SEPI dan terpencil. Kesan itulah yang menyergap ketika memasuki Kompleks Makam Siti Fatimah binti Maimun di Desa Leran, Kecamatan Manyar, Gresik, Jawa Timur (Jatim). Kesan ini sama sekali berbeda jika, misalnya, kita memasuki kompleks makam penyebar Islam lainnya seperti Syeikh Maulana Malik Ibrahim dan Sunan Giri di kabupaten yang sama.
DUA kompleks makam terakhir rata-rata dikunjungi 25 rombongan bus peziarah setiap hari. Peziarah tidak hanya berasal dari Jatim atau Pulau Jawa saja, tetapi juga dari Kalimantan, Sulawesi, dan Maluku. Sementara itu, di Kompleks Makam Siti Fatimah binti Maimun yang bergelar Putri Dewi Retno Swari, satu rombongan bus peziarah per minggu saja sangat jarang terjadi.
"Biasanya yang datang berombongan ke makam ini adalah rombongan yang kelebihan waktu saja. Kalaupun ada sangat jarang. Belum tentu seminggu sekali ada yang datang berombongan. Setiap hari, ya seperti ini suasananya. Sepi," tutur Hasim (46) yang secara turun-temurun menjadi juru kunci makam tersebut.
DITILIK dari umur, kompleks makam Islam yang menjadi penyibak kejayaan Gresik masa lalu ini merupakan yang tertua. Di makam inilah ditemukan sumber tertulis primer berupa batu nisan berhuruf Kufi (Arab), berbahasa Arab, dan terkenal dengan sebutan Batu Nisan Leran (de Grafsteen te Leran). Penamaan ini didasarkan pada tempat ditemukannya batu nisan, yaitu Desa Leran.
Menurut Mohammad Yamin, orang pertama yang menemukan dan membaca tulisan ini adalah peneliti asal Belanda JP Moquette, tahun 1911. Ia menerjemahkan tulisan di batu nisan tersebut ke dalam huruf Arab baru.
Terjemahannya dalam bahasa asing tertuang dalam Handelingen van hest Eerste Conggres voor de Tall, Land, en Volk enkunde van Java.
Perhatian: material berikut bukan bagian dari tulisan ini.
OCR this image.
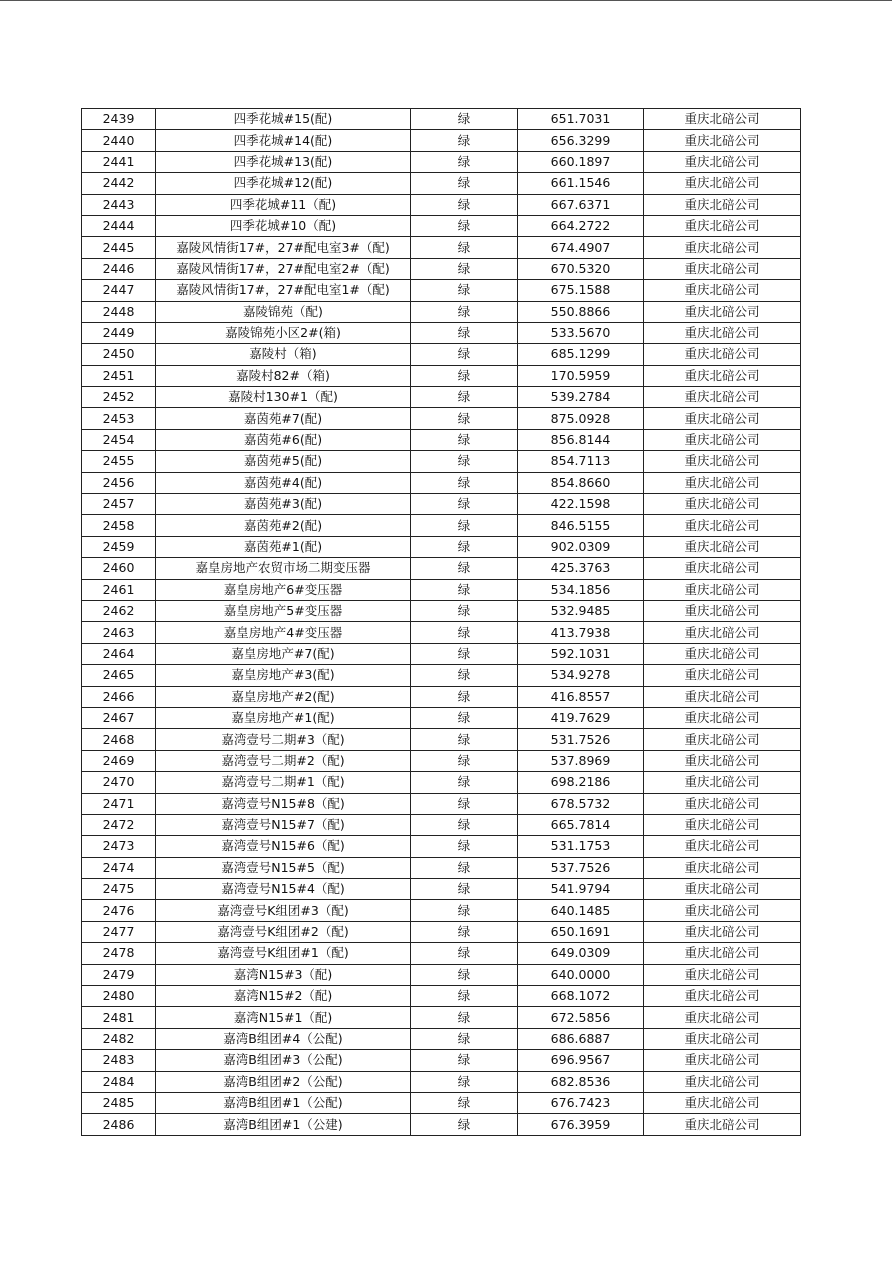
2439	四季花城#15(配)	绿	651.7031	重庆北碚公司
2440	四季花城#14(配)	绿	656.3299	重庆北碚公司
2441	四季花城#13(配)	绿	660.1897	重庆北碚公司
2442	四季花城#12(配)	绿	661.1546	重庆北碚公司
2443	四季花城#11（配)	绿	667.6371	重庆北碚公司
2444	四季花城#10（配)	绿	664.2722	重庆北碚公司
2445	嘉陵风情街17#，27#配电室3#（配)	绿	674.4907	重庆北碚公司
2446	嘉陵风情街17#，27#配电室2#（配)	绿	670.5320	重庆北碚公司
2447	嘉陵风情街17#，27#配电室1#（配)	绿	675.1588	重庆北碚公司
2448	嘉陵锦苑（配)	绿	550.8866	重庆北碚公司
2449	嘉陵锦苑小区2#(箱)	绿	533.5670	重庆北碚公司
2450	嘉陵村（箱)	绿	685.1299	重庆北碚公司
2451	嘉陵村82#（箱)	绿	170.5959	重庆北碚公司
2452	嘉陵村130#1（配)	绿	539.2784	重庆北碚公司
2453	嘉茵苑#7(配)	绿	875.0928	重庆北碚公司
2454	嘉茵苑#6(配)	绿	856.8144	重庆北碚公司
2455	嘉茵苑#5(配)	绿	854.7113	重庆北碚公司
2456	嘉茵苑#4(配)	绿	854.8660	重庆北碚公司
2457	嘉茵苑#3(配)	绿	422.1598	重庆北碚公司
2458	嘉茵苑#2(配)	绿	846.5155	重庆北碚公司
2459	嘉茵苑#1(配)	绿	902.0309	重庆北碚公司
2460	嘉皇房地产农贸市场二期变压器	绿	425.3763	重庆北碚公司
2461	嘉皇房地产6#变压器	绿	534.1856	重庆北碚公司
2462	嘉皇房地产5#变压器	绿	532.9485	重庆北碚公司
2463	嘉皇房地产4#变压器	绿	413.7938	重庆北碚公司
2464	嘉皇房地产#7(配)	绿	592.1031	重庆北碚公司
2465	嘉皇房地产#3(配)	绿	534.9278	重庆北碚公司
2466	嘉皇房地产#2(配)	绿	416.8557	重庆北碚公司
2467	嘉皇房地产#1(配)	绿	419.7629	重庆北碚公司
2468	嘉湾壹号二期#3（配)	绿	531.7526	重庆北碚公司
2469	嘉湾壹号二期#2（配)	绿	537.8969	重庆北碚公司
2470	嘉湾壹号二期#1（配)	绿	698.2186	重庆北碚公司
2471	嘉湾壹号N15#8（配)	绿	678.5732	重庆北碚公司
2472	嘉湾壹号N15#7（配)	绿	665.7814	重庆北碚公司
2473	嘉湾壹号N15#6（配)	绿	531.1753	重庆北碚公司
2474	嘉湾壹号N15#5（配)	绿	537.7526	重庆北碚公司
2475	嘉湾壹号N15#4（配)	绿	541.9794	重庆北碚公司
2476	嘉湾壹号K组团#3（配)	绿	640.1485	重庆北碚公司
2477	嘉湾壹号K组团#2（配)	绿	650.1691	重庆北碚公司
2478	嘉湾壹号K组团#1（配)	绿	649.0309	重庆北碚公司
2479	嘉湾N15#3（配)	绿	640.0000	重庆北碚公司
2480	嘉湾N15#2（配)	绿	668.1072	重庆北碚公司
2481	嘉湾N15#1（配)	绿	672.5856	重庆北碚公司
2482	嘉湾B组团#4（公配)	绿	686.6887	重庆北碚公司
2483	嘉湾B组团#3（公配)	绿	696.9567	重庆北碚公司
2484	嘉湾B组团#2（公配)	绿	682.8536	重庆北碚公司
2485	嘉湾B组团#1（公配)	绿	676.7423	重庆北碚公司
2486	嘉湾B组团#1（公建)	绿	676.3959	重庆北碚公司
Seperti diterjemahkan Yamin, tulisan dalam nisan tersebut berbunyi sebagai berikut: Atas nama Tuhan Allah Jang Maha-Penjajang dan Maha Pemurah. Tiap-tiap machluk jang hidup di atas bumi itu adalah bersifat fana. Tetapi wadjah Tuhan-mu jang bersemarak dan gemilang itu tetap kekal adanja. Inilah kuburan wanita jang mendjadi kurban sjahid, bernama Fatimah binti Maimun, putera Hibatu'llah, jang berpulang pada hari Djumijad ketika tudjuh... sudah berliwat bulan Radjab dan pada tahun 495, jang mendjadi kemurahan Tuhan Allah Jang Mahatinggi, bersama pula Rasulnja Mulia. (Muhammad Yamin, Tatanegara Madjapahit, Jajasan Prapandja, Djakarta: 1962).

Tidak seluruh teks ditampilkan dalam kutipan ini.